Like McDonagh's acclaimed "The Beauty Queen of Leenane," another dark comedy about souls captured in circumstances over which they have little control, "Cripple" focuses on a disabled boy, Billy Claven (Michael Hanuna, in a remarkable portrait of a walking pretzel), who lives with two foster aunts in a tiny fishing village on the barren island of Inishmaan off the west coast of Ireland.

His parents died at sea when he was an infant, though how exactly that happened becomes an issue. It is the mid-1930s, and he has been raised by Kate Osbourne (Jo Pruden) and Eileen Osbourne (Cecilia Fordham), two widowed sisters who operate a general store that stocks an awful lot of canned peas but not enough eggs.
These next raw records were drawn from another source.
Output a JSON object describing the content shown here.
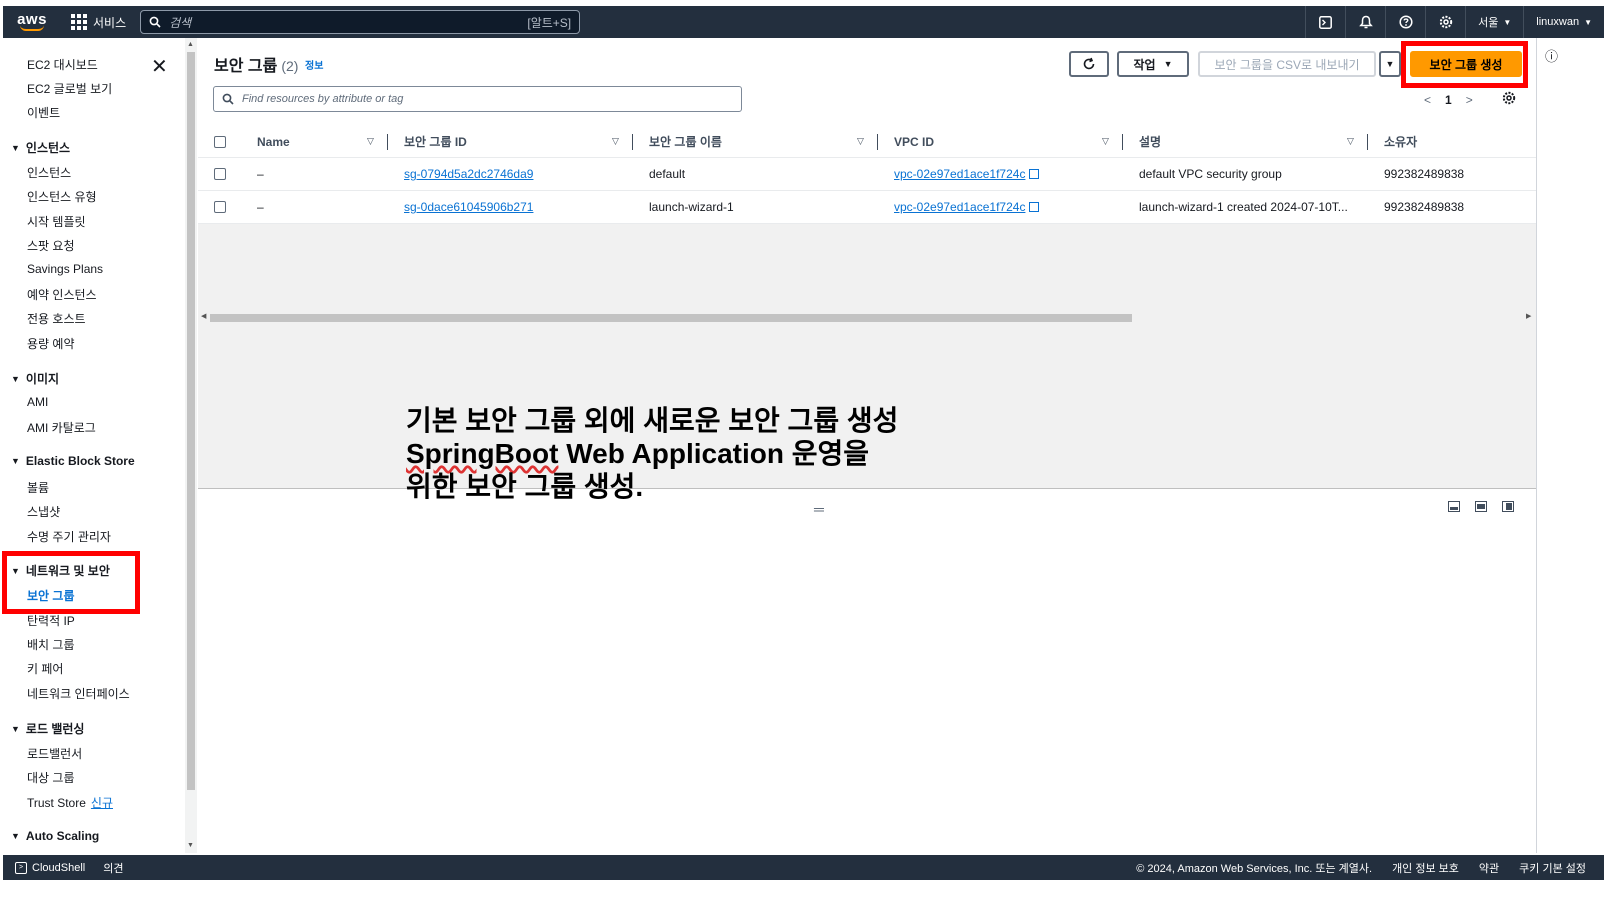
{
  "topnav": {
    "logo": "aws",
    "services": "서비스",
    "search_placeholder": "검색",
    "search_shortcut": "[알트+S]",
    "region": "서울",
    "user": "linuxwan"
  },
  "sidebar": {
    "top": [
      "EC2 대시보드",
      "EC2 글로벌 보기",
      "이벤트"
    ],
    "sections": [
      {
        "title": "인스턴스",
        "items": [
          "인스턴스",
          "인스턴스 유형",
          "시작 템플릿",
          "스팟 요청",
          "Savings Plans",
          "예약 인스턴스",
          "전용 호스트",
          "용량 예약"
        ]
      },
      {
        "title": "이미지",
        "items": [
          "AMI",
          "AMI 카탈로그"
        ]
      },
      {
        "title": "Elastic Block Store",
        "items": [
          "볼륨",
          "스냅샷",
          "수명 주기 관리자"
        ]
      },
      {
        "title": "네트워크 및 보안",
        "items": [
          "보안 그룹",
          "탄력적 IP",
          "배치 그룹",
          "키 페어",
          "네트워크 인터페이스"
        ]
      },
      {
        "title": "로드 밸런싱",
        "items": [
          "로드밸런서",
          "대상 그룹",
          "Trust Store"
        ]
      },
      {
        "title": "Auto Scaling",
        "items": []
      }
    ],
    "new_badge": "신규"
  },
  "main": {
    "title": "보안 그룹",
    "count": "(2)",
    "info": "정보",
    "actions_label": "작업",
    "export_label": "보안 그룹을 CSV로 내보내기",
    "create_label": "보안 그룹 생성",
    "filter_placeholder": "Find resources by attribute or tag",
    "page": "1"
  },
  "table": {
    "columns": [
      "Name",
      "보안 그룹 ID",
      "보안 그룹 이름",
      "VPC ID",
      "설명",
      "소유자"
    ],
    "rows": [
      {
        "name": "–",
        "sg_id": "sg-0794d5a2dc2746da9",
        "sg_name": "default",
        "vpc_id": "vpc-02e97ed1ace1f724c",
        "desc": "default VPC security group",
        "owner": "992382489838"
      },
      {
        "name": "–",
        "sg_id": "sg-0dace61045906b271",
        "sg_name": "launch-wizard-1",
        "vpc_id": "vpc-02e97ed1ace1f724c",
        "desc": "launch-wizard-1 created 2024-07-10T...",
        "owner": "992382489838"
      }
    ]
  },
  "annotation": {
    "line1": "기본 보안 그룹 외에 새로운 보안 그룹 생성",
    "line2a": "SpringBoot",
    "line2b": " Web Application 운영을",
    "line3": "위한 보안 그룹 생성."
  },
  "footer": {
    "cloudshell": "CloudShell",
    "feedback": "의견",
    "copyright": "© 2024, Amazon Web Services, Inc. 또는 계열사.",
    "privacy": "개인 정보 보호",
    "terms": "약관",
    "cookies": "쿠키 기본 설정"
  },
  "colors": {
    "highlight": "#ff0000",
    "primary": "#ff9900",
    "link": "#0972d3",
    "nav": "#232f3e"
  }
}
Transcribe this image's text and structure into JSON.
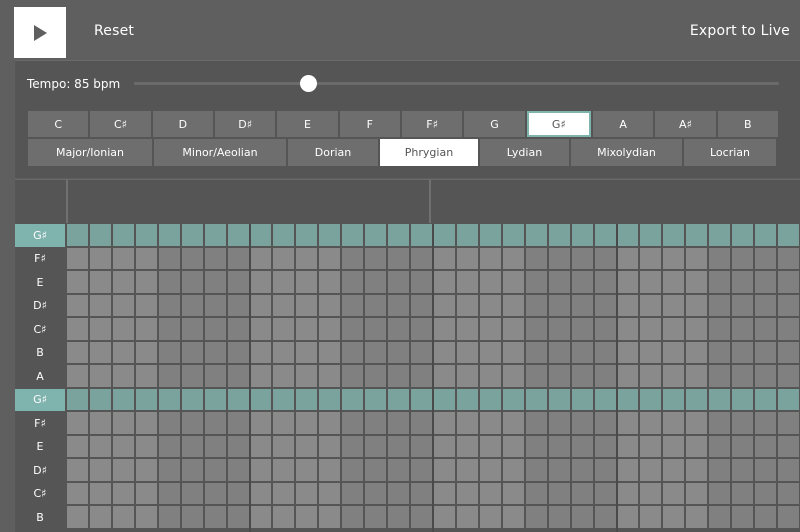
{
  "toolbar": {
    "play_icon": "play-icon",
    "reset_label": "Reset",
    "export_label": "Export to Live"
  },
  "tempo": {
    "label": "Tempo: 85 bpm",
    "value_fraction": 0.27
  },
  "keys": {
    "items": [
      "C",
      "C♯",
      "D",
      "D♯",
      "E",
      "F",
      "F♯",
      "G",
      "G♯",
      "A",
      "A♯",
      "B"
    ],
    "selected": "G♯"
  },
  "modes": {
    "items": [
      "Major/Ionian",
      "Minor/Aeolian",
      "Dorian",
      "Phrygian",
      "Lydian",
      "Mixolydian",
      "Locrian"
    ],
    "selected": "Phrygian"
  },
  "grid": {
    "rows": [
      "G♯",
      "F♯",
      "E",
      "D♯",
      "C♯",
      "B",
      "A",
      "G♯",
      "F♯",
      "E",
      "D♯",
      "C♯",
      "B"
    ],
    "root_note": "G♯",
    "columns": 32,
    "colors": {
      "cell": "#8a8a8a",
      "cell_alt": "#808080",
      "root_cell": "#7aa39e",
      "root_label_bg": "#7fb3ad",
      "grid_line": "#5a5a5a"
    }
  }
}
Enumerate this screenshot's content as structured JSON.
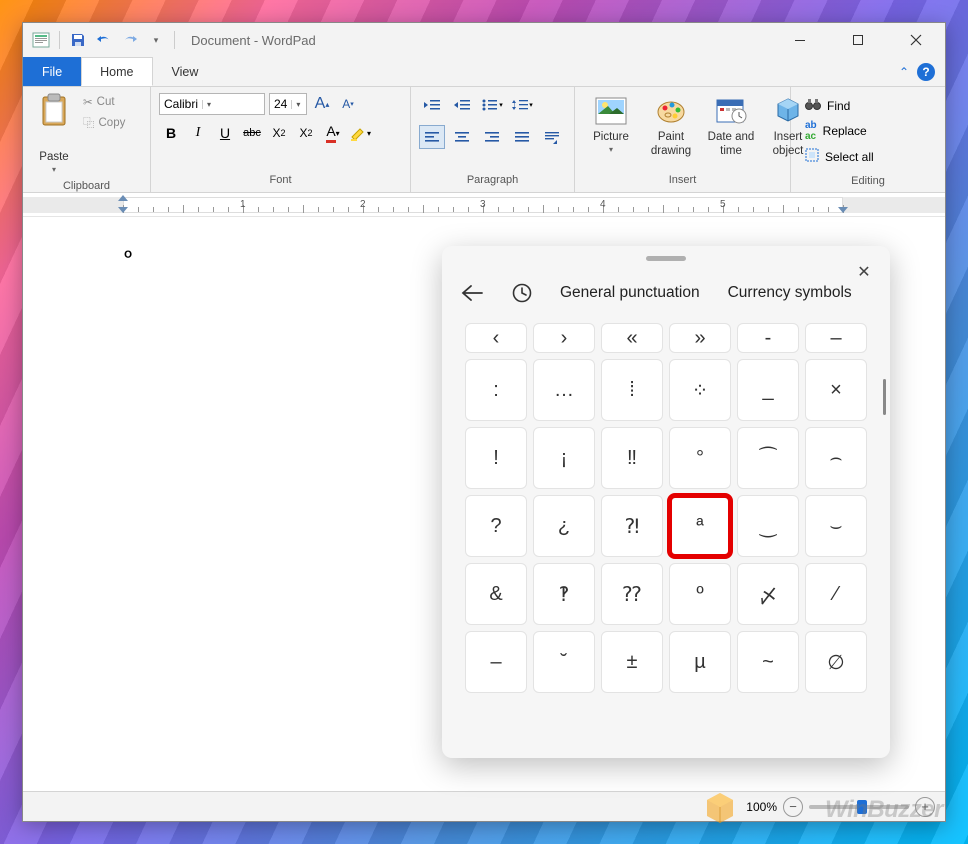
{
  "title": "Document - WordPad",
  "tabs": {
    "file": "File",
    "home": "Home",
    "view": "View"
  },
  "clipboard": {
    "paste": "Paste",
    "cut": "Cut",
    "copy": "Copy",
    "label": "Clipboard"
  },
  "font": {
    "name": "Calibri",
    "size": "24",
    "label": "Font"
  },
  "paragraph": {
    "label": "Paragraph"
  },
  "insert": {
    "picture": "Picture",
    "paint": "Paint\ndrawing",
    "datetime": "Date and\ntime",
    "object": "Insert\nobject",
    "label": "Insert"
  },
  "editing": {
    "find": "Find",
    "replace": "Replace",
    "selectall": "Select all",
    "label": "Editing"
  },
  "ruler_numbers": [
    "1",
    "2",
    "3",
    "4",
    "5"
  ],
  "document_text": "º",
  "status": {
    "zoom": "100%"
  },
  "picker": {
    "categories": [
      "General punctuation",
      "Currency symbols"
    ],
    "active_category": 0,
    "highlighted_index": 21,
    "symbols": [
      "‹",
      "›",
      "«",
      "»",
      "‐",
      "–",
      ":",
      "…",
      "⁞",
      "⁘",
      "_",
      "×",
      "!",
      "¡",
      "‼",
      "°",
      "⁀",
      "⌢",
      "?",
      "¿",
      "⁈",
      "ª",
      "‿",
      "⌣",
      "&",
      "‽",
      "⁇",
      "º",
      "〆",
      "⁄",
      "‒",
      "˘",
      "±",
      "µ",
      "~",
      "∅"
    ]
  },
  "watermark": "WinBuzzer"
}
Everyone's daily routine is disrupted when real-life American filmmaker Robert Flaherty (an unseen character) announces plans to do a documentary, "Man of Aran," at Inishmaan. This hot scoop is passed around by the town crier, JohnnyPateenMike (Jerry Tracy, delightfully brash and loud), and Cripple Billy, as the disfigured lad is called, sees this filmic opportunity as his way of becoming a somebody. He concocts a smart ploy to get off the island to pursue his dreams, much to the disdain of his caring aunts, one of whom talks to (and worse, hears from) a stone.
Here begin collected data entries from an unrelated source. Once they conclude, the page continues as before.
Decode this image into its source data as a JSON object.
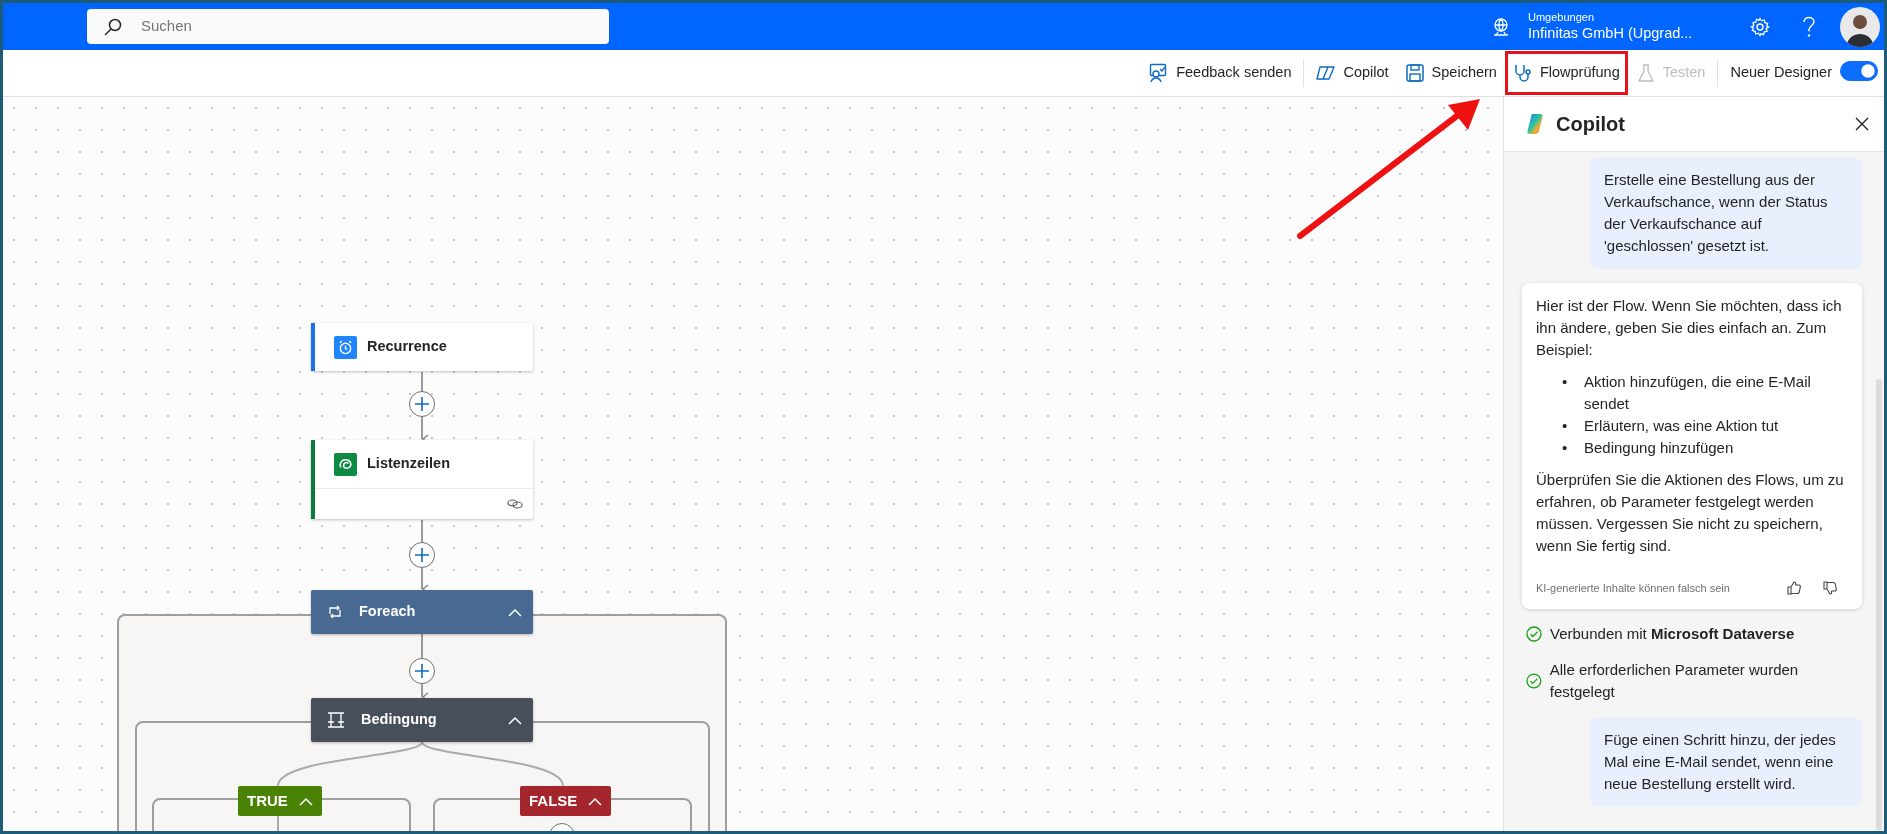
{
  "search": {
    "placeholder": "Suchen"
  },
  "environment": {
    "label": "Umgebungen",
    "name": "Infinitas GmbH (Upgrad..."
  },
  "toolbar": [
    {
      "label": "Feedback senden",
      "disabled": false,
      "highlighted": false
    },
    {
      "label": "Copilot",
      "disabled": false,
      "highlighted": false
    },
    {
      "label": "Speichern",
      "disabled": false,
      "highlighted": false
    },
    {
      "label": "Flowprüfung",
      "disabled": false,
      "highlighted": true
    },
    {
      "label": "Testen",
      "disabled": true,
      "highlighted": false
    }
  ],
  "designer_toggle": {
    "label": "Neuer Designer",
    "on": true
  },
  "flow": {
    "nodes": [
      {
        "kind": "trigger",
        "title": "Recurrence"
      },
      {
        "kind": "action",
        "title": "Listenzeilen"
      },
      {
        "kind": "loop",
        "title": "Foreach",
        "expanded": true
      },
      {
        "kind": "condition",
        "title": "Bedingung",
        "expanded": true
      }
    ],
    "branches": [
      {
        "kind": "true",
        "label": "TRUE",
        "expanded": true
      },
      {
        "kind": "false",
        "label": "FALSE",
        "expanded": true
      }
    ]
  },
  "copilot": {
    "title": "Copilot",
    "messages": [
      {
        "kind": "user",
        "text": "Erstelle eine Bestellung aus der Verkaufschance, wenn der Status der Verkaufschance auf 'geschlossen' gesetzt ist."
      },
      {
        "kind": "assistant",
        "blocks": [
          {
            "kind": "text",
            "text": "Hier ist der Flow. Wenn Sie möchten, dass ich ihn ändere, geben Sie dies einfach an. Zum Beispiel:"
          },
          {
            "kind": "list",
            "marker": "•",
            "items": [
              "Aktion hinzufügen, die eine E-Mail sendet",
              "Erläutern, was eine Aktion tut",
              "Bedingung hinzufügen"
            ]
          },
          {
            "kind": "text",
            "text": "Überprüfen Sie die Aktionen des Flows, um zu erfahren, ob Parameter festgelegt werden müssen. Vergessen Sie nicht zu speichern, wenn Sie fertig sind."
          }
        ],
        "disclaimer": "KI-generierte Inhalte können falsch sein"
      },
      {
        "kind": "status",
        "text": "Verbunden mit **Microsoft Dataverse**"
      },
      {
        "kind": "status",
        "text": "Alle erforderlichen Parameter wurden festgelegt"
      },
      {
        "kind": "user",
        "text": "Füge einen Schritt hinzu, der jedes Mal eine E-Mail sendet, wenn eine neue Bestellung erstellt wird."
      }
    ]
  }
}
McDonagh, a master spinner of tales, clearly sets Billy at sail in a sea of opportunity. The film device is mostly an excuse to juxtapose truth and fantasy, to sift fact from fiction, to bring back yesterday's tales to modify for tomorrow's telling. It's a chuckling good ride (with some sad moments) for the audience, too.
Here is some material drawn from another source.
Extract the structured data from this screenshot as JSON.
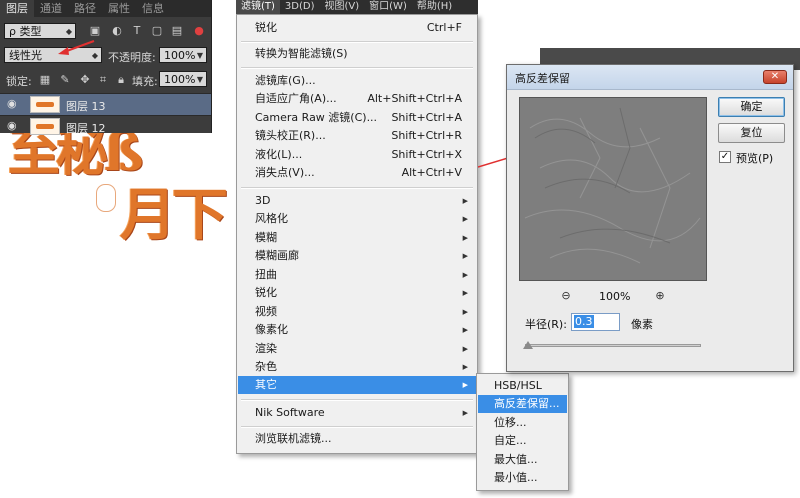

While Billy may be the obvious cripple, there's additional blarney among his peers, whose actions make them mental cripples.

Vanita Rae Smith directs an able and free-wheeling cast, including Clara Grace Dalzell as the egg-tossing, acid-tongued Helen; Duncan Dalzell as the sweets-searching Bartley; Martha Walstrum as the indefatigable lush of a mother to JohnnyPateenMike; Swain Kaui as BabbyBobby the boat owner; and Chris Higgins as the doctor.

Karen Archibald's set, plus Athena Espania's costumes, Cathie Anderson's lighting design and Jason Taglianetti's sound design, are suitably attuned to the bleak desolation that is Inishmaan.

• • •

Correction: An earlier version of this story contained in incorrect description of Inishmaan because of a source error.